Concernant l’alcool, l’OMS indique qu’au moins 167 pays imposent des taxes sur les boissons alcoolisées, tandis que 12 en interdisent totalement la consommation. Malgré cela, le prix de l’alcool est resté stable ou est devenu plus abordable depuis 2022 dans la majorité des pays, les taxes n’étant pas ajustées à l’inflation ni à la croissance des revenus. Le vin demeure même non taxé dans au moins 25 pays, principalement en Europe, en dépit des risques sanitaires bien documentés.
« La baisse des prix de l’alcool alimente la violence, les blessures et les maladies », a averti le Dr Etienne Krug, directeur du Département des déterminants de la santé, de la promotion et de la prévention à l’OMS. « Alors que l’industrie en tire des profits considérables, ce sont les populations qui en subissent les conséquences sanitaires et les sociétés qui en paient les coûts économiques. »

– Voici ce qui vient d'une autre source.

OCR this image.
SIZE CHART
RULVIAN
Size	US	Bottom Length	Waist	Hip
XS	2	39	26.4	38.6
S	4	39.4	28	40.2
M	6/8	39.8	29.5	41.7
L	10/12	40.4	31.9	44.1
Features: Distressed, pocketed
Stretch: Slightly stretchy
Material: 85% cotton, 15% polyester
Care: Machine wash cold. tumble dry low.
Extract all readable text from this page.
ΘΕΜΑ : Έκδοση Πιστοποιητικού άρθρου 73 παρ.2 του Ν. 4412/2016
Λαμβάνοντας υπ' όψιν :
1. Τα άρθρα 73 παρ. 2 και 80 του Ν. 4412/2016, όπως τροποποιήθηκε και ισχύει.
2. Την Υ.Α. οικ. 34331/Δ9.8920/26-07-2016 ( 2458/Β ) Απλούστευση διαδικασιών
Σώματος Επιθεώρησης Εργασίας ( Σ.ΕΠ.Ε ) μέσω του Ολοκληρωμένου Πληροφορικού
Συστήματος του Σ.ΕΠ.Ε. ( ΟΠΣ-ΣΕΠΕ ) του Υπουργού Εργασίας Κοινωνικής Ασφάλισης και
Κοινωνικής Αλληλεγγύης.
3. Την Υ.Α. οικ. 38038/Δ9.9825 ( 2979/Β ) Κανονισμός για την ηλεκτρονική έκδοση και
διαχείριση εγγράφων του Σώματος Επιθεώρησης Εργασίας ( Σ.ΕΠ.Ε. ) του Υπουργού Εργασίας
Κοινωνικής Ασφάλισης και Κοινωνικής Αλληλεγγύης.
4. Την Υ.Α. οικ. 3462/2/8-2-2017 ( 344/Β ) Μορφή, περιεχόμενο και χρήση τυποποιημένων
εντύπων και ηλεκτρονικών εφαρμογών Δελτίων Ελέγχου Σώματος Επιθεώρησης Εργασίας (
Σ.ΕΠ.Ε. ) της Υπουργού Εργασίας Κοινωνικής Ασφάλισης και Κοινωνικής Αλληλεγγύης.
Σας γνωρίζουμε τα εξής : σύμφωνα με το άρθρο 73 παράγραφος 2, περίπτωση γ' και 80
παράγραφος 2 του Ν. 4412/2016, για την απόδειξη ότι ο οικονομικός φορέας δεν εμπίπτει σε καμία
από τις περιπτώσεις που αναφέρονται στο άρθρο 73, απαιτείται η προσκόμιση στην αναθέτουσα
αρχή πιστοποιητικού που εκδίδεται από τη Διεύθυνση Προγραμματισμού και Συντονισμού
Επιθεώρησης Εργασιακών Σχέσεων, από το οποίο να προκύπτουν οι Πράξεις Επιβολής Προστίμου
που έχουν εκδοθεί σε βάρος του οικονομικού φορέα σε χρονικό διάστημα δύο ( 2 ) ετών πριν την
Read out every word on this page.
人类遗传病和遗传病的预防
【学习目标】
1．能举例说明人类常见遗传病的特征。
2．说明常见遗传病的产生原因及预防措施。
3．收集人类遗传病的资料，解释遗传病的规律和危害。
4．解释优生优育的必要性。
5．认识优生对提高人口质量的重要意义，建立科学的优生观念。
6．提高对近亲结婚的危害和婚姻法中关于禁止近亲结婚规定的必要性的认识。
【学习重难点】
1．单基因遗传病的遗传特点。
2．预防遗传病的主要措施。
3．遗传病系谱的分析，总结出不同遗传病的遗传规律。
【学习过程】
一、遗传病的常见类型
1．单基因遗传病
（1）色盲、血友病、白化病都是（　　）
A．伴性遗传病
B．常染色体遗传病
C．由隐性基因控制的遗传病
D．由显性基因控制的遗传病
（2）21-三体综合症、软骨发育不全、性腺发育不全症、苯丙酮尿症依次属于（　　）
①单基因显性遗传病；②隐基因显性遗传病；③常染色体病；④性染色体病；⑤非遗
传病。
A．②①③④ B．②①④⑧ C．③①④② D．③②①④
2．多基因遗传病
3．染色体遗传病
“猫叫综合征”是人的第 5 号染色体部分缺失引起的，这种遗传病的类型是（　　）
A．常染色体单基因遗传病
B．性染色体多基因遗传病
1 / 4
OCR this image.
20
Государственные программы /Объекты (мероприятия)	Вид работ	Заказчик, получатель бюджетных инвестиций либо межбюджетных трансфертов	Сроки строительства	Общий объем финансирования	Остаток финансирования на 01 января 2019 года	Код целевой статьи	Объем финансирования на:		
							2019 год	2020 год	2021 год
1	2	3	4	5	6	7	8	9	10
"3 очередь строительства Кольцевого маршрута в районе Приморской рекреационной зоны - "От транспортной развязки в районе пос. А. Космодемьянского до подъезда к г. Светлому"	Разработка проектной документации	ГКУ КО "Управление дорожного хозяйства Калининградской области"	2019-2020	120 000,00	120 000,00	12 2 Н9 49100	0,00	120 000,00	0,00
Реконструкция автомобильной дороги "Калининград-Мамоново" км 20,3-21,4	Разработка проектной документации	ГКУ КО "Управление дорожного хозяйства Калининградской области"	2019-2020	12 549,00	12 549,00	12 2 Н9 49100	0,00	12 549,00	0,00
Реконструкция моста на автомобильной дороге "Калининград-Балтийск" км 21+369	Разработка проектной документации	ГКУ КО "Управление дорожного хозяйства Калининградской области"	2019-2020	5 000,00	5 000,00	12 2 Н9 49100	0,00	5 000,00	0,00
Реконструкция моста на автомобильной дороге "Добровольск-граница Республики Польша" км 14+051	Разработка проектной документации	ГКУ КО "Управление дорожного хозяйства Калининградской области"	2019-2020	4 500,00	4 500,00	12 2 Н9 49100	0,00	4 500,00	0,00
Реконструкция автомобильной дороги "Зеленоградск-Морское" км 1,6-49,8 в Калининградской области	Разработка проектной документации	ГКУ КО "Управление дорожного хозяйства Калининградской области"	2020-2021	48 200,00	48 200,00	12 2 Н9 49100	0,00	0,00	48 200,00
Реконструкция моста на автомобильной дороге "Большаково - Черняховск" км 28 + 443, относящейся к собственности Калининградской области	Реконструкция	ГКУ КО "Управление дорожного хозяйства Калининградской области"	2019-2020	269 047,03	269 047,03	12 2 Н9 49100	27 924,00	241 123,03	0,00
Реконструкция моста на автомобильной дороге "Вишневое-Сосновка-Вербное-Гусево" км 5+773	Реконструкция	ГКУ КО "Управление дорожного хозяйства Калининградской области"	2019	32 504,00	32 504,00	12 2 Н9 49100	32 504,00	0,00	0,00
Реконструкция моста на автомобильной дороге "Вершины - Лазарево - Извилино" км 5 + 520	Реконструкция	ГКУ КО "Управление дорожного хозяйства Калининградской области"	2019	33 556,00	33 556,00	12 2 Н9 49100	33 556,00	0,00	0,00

L’analyse de l’OMS montre qu’à l’échelle mondiale, la part des taxes dans le prix de l’alcool reste faible, avec des médianes de 14 % pour la bière et de 22,5 % pour les spiritueux. Les taxes sur les boissons sucrées sont encore plus limitées et mal ciblées : la taxe médiane ne représente qu’environ 2 % du prix d’un soda courant et ne s’applique souvent qu’à une partie du marché. De plus, peu de pays indexent ces taxes sur l’inflation, ce qui rend progressivement ces produits de plus en plus abordables.
Ces constats persistent malgré un sondage Gallup réalisé en 2022, révélant qu’une majorité de personnes interrogées étaient favorables à une augmentation des taxes sur l’alcool et les boissons sucrées. Dans ce contexte, l’OMS appelle les États à revoir en profondeur leurs politiques fiscales à travers sa nouvelle initiative « 3 d’ici 2035 ».
Celle-ci vise à augmenter, d’ici 2035, les prix réels de trois produits clés – le tabac, l’alcool et les boissons sucrées –afin de les rendre moins accessibles et de mieux protéger la santé publique à l’échelle mondiale.